Propuesta electoral
Fuerte intervención del Estado en operatorias para viviendas
Desde Udeso proponen “un shock” de construcciones con planes especiales para desempleados y de otro tipo para quienes lleguen a un ingreso familiar de 4.000 pesos mensuales.
Teresa Pandolfo
El acceso a la vivienda se ha vuelto un incordio para grandes segmentos poblacionales de nuestro país. Las familias con sus ingresos mensuales no llegan a calificar para acceder a un préstamo hipotecario en el caso de sectores de clase media, en tanto que las dificultades se acrecientan para los núcleos con menores recursos. El desempleo o la ocupación informal operan como otra limitante para llegar a la casa propia.
El país ha carecido de una política de soluciones habitacionales y en algunas zonas del país, como en esta provincia, a este faltante se suma la escasez de terrenos altos disponibles donde puedan erigirse. Sólo en la Dirección de Vivienda y Urbanismo de la provincia hay anotadas en la ciudad de Santa Fe, 5.700 familias para una casita Fonavi y la municipalidad capitalina estima en 15.000 las necesidades en tal sentido. La diferencia entre una cifra y otra es que muchos de los núcleos demandantes de un plan habitacional no cuentan con los ingresos suficientes para llegar a una Fonavi.

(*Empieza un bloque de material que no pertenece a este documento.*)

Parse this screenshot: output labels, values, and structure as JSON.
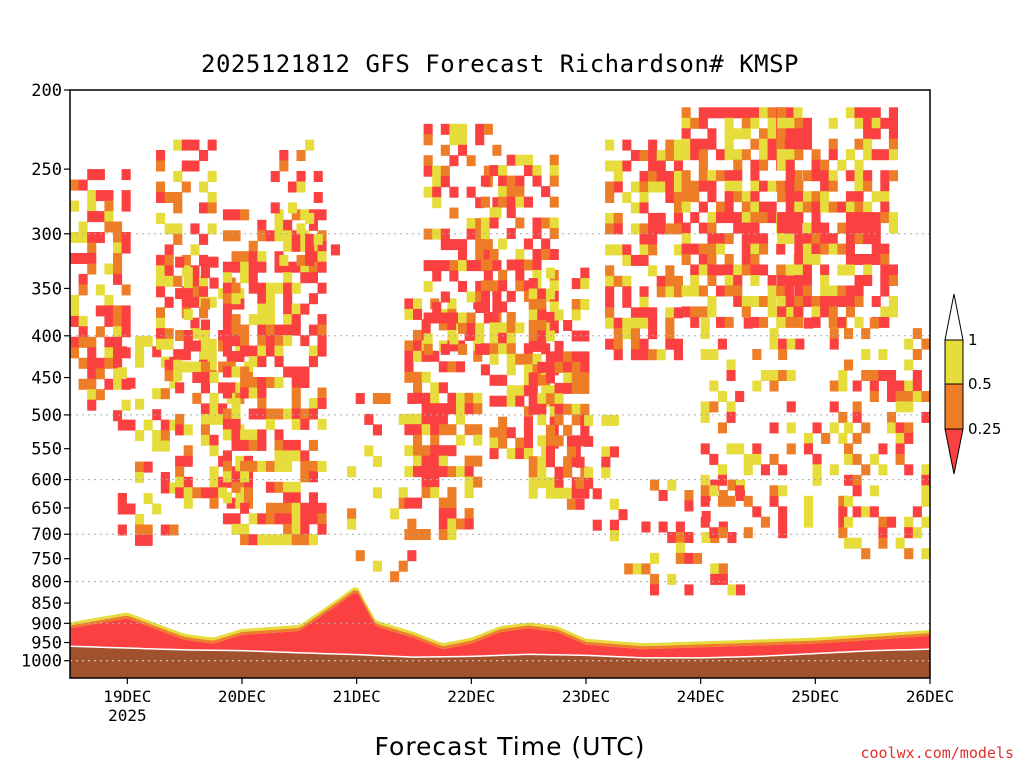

Un shock de construcciones
El sábado a la noche, de campaña, pasó por Santa Fe el candidato a vicepresidente de Unión para el Desarrollo Social, Lic. Javier González Fraga, quien comparte la fórmula con el radical Ricardo Alfonsín. Especificó los cuatro ejes de la propuesta que comparten y uno de ellos es el producir “un shock de viviendas”.
“Queremos tener un país de propietarios. Lo teníamos hace 60 años y hoy tenemos muchos propietarios cuyos hijos son inquilinos. Nos gustaría facilitar volver a un país de propietarios y esto se logra con algunas ideas y con decisión política”, dijo el candidato en una charla que ofreció en la Sociedad Rural de Santa Fe.
Entre las propuestas citó el proyecto Casa Joven. “Es una idea de otorgar 150.000 préstamos de 50/60.000 dólares cada uno por año, a 35 años, con un mecanismo de indexación que le posibilite a una pareja que junte 4.000 pesos de ingresos mensuales, con 1.000 de cuota, van a poder acceder a 50.000 dólares para comprar o construir una casa”.
Contra el recuerdo de lo que fue la actualización de capital que originó la resolución 1.050 de la década del ‘80, González Fraga habló de “una indexación amigable” y dijo que esto significaba “poder optar por distintos índices (el adjudicatario elegirá el que más le convenga), con una tasa de interés bajísima”.
Agregó que se ha diseñado “un sistema de promedios móviles para que si en algún momento de los 35 años, hay un salto en los índices de precios o en el de salarios, por algún acontecimiento que no podamos hoy anticipar, tarde doce meses en reflejarse totalmente en la cuota”.
González Fraga consignó que “se prevé, además, un seguro de desempleo para que la cuota se siga pagando”, en tanto respecto de los bancos que otorgarán los préstamos, dijo que “el Estado les va a cubrir la diferencia entre el costo del dinero y el valor de la indexación”.
El economista indicó que ya se han hecho algunos números “y en un año que nos salga mal y el (Banco) Central deba poner la diferencia, estamos hablando entre 350 y 400 millones de dólares”.
“Nosotros tenemos que apostar a que los bancos se animen a prestar y les decimos a éstos que tenemos pensado recomprar las carteras después de cinco años. Las carteras hipotecarias son en el mundo un activo altamente cotizable, se lo puede colocar en el mercado de capitales”, completó respecto de la operatoria diseñada.
El disertante insistió en la idea de convertir “a todos estos jóvenes de clase media baja o clase media en propietarios para que se pasen entre los veinte y más de treinta años ahorrando en un inmueble. Tenemos que recrear la cultura del ahorro que tiene mucho que ver con la construcción”.